Sabemos, pelas Escrituras, que o problema humano se chama
“pecado”. Ainda que o conceito seja exclusivo das religiões originárias em
Abraão (Judaísmo, Cristianismo e Islamismo), todas as outras religiões concordam
que alguma coisa esteja errada com o ser humano. E todas elas, exceto o
cristianismo bíblico, acreditam que o remédio para isso é a justiça própria.
Para superar sua alienação espiritual, o homem teria que praticar boas obras,
que expressassem seu senso de justiça e retidão.

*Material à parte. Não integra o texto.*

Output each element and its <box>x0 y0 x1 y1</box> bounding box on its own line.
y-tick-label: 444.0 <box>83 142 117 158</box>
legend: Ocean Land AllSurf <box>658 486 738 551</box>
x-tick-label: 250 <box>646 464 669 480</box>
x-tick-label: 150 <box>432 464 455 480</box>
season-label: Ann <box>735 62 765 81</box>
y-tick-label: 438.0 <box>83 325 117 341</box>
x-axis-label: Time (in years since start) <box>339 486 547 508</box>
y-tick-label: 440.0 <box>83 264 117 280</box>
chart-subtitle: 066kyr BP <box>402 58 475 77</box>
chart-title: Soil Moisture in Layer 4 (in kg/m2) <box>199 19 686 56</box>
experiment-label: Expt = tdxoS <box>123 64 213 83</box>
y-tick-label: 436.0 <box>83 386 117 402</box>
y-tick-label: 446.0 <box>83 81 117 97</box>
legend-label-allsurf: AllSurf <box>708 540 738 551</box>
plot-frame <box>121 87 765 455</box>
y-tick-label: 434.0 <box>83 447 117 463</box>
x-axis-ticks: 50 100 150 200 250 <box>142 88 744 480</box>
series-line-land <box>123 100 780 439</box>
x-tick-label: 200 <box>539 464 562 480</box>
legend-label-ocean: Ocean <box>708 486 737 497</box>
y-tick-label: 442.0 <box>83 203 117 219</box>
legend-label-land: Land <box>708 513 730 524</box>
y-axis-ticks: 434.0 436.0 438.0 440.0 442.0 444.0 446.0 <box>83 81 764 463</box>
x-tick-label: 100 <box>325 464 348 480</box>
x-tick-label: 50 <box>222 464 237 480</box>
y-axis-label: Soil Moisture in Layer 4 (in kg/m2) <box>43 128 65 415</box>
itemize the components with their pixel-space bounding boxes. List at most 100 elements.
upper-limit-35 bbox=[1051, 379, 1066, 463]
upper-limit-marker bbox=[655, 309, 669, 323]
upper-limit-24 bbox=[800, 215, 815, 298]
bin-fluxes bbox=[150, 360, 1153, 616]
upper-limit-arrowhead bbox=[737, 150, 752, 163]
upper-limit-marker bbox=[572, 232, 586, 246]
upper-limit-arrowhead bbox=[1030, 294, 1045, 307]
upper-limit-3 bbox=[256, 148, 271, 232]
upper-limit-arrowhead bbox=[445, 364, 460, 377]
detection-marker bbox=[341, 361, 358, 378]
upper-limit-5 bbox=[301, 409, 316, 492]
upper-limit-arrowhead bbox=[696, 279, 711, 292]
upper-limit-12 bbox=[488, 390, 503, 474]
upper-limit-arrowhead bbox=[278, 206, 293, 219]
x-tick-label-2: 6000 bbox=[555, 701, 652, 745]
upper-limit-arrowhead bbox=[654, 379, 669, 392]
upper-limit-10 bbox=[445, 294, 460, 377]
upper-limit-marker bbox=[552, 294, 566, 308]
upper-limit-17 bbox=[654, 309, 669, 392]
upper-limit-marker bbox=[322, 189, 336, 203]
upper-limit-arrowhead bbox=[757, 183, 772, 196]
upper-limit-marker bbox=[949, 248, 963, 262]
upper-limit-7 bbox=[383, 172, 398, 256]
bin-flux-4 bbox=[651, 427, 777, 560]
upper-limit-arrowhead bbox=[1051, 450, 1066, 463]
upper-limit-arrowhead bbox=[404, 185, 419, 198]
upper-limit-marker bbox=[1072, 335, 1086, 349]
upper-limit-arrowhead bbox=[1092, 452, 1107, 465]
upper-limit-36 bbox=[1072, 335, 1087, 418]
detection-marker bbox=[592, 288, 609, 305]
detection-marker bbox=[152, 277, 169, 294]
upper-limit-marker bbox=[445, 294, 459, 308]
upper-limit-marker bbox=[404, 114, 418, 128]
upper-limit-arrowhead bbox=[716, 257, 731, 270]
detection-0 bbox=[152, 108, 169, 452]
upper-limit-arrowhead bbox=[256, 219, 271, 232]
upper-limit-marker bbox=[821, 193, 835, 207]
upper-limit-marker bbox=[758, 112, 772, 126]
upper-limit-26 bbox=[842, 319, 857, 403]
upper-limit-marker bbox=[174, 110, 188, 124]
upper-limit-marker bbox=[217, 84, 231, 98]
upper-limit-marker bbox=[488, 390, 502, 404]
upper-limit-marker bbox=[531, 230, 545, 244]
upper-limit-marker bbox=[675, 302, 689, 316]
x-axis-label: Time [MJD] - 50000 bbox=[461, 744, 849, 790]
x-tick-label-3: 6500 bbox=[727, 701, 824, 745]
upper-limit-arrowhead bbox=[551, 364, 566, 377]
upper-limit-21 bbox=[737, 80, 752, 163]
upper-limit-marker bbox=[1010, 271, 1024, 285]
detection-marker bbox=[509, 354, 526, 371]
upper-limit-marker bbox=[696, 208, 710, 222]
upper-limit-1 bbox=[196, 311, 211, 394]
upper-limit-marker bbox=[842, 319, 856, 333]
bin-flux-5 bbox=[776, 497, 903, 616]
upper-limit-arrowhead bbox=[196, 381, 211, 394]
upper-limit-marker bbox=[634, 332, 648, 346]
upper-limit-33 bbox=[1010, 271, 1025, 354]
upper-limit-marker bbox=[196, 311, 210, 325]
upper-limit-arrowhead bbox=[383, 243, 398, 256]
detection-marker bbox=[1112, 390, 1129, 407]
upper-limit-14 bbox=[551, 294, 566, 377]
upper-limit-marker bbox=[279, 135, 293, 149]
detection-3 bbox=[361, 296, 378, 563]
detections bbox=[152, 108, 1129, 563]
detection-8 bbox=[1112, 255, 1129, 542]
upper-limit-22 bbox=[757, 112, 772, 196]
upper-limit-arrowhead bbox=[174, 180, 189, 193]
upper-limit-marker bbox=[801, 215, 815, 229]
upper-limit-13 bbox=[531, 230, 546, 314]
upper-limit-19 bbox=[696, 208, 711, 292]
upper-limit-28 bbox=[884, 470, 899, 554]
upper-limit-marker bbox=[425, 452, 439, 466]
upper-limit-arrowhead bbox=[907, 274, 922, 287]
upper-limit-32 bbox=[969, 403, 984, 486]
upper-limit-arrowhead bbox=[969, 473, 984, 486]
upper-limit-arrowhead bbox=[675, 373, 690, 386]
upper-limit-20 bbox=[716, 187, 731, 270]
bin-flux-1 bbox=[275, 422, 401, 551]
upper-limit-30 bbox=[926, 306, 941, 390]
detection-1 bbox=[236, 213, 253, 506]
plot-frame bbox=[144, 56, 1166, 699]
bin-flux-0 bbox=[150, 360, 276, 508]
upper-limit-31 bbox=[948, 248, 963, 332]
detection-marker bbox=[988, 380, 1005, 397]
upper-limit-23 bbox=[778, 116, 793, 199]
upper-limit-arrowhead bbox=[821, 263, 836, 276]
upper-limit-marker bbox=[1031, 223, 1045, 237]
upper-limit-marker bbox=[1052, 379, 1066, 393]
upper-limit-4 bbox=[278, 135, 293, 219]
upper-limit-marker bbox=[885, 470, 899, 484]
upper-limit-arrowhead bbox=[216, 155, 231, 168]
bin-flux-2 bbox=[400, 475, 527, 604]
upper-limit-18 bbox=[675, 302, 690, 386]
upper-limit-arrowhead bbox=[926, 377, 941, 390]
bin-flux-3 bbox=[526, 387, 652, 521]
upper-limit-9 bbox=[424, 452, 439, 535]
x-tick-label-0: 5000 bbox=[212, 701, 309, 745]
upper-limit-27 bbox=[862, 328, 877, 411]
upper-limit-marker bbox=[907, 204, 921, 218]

De acordo com as Escrituras, nossas boas obras são como
trapos de imundícia (Is.64:4). Era assim que se chamava o pano usado pelas
mulheres para conter o fluxo menstrual. Em outras palavras, nossas boas obras
são uma tentativa inútil de conter nossa hemorragia espiritual. E por melhores
que sejam, estão sempre manchadas pelo nosso pecado. Por isso, a salvação não
poderia ser pelas obras, pois elas estariam manchadas pelo nosso orgulho e
vaidade.
Quando os reformadores se aperceberam disso, resolveram
combater a justiça própria, mostrando aos homens que a única maneira de serem
salvos é confiar na justiça divina, demonstrada na Cruz, onde Cristo recebeu
nossos pecados e suas conseqüências, e nos imputou Sua justiça e santidade. Aos
olhos de Deus, tornamo-nos justos, a despeito de nossas obras, quando
reconhecemos nossa bancarrota, e nos fiamos na justiça de Seu Filho Jesus. É
pela fé, e tão somente por ela, que Sua justiça é computada em nossa conta.
Até aí, tudo bem. Não há o que rebater. Basta ler Romanos,
Gálatas, e toda a Bíblia, para dar-se conta de que a justificação pela fé é uma
doutrina imprescindível e inegociável.
A Justificação pela Fé estanca a hemorragia provocada pelo
pecado, mas não nos cura de nossa anemia.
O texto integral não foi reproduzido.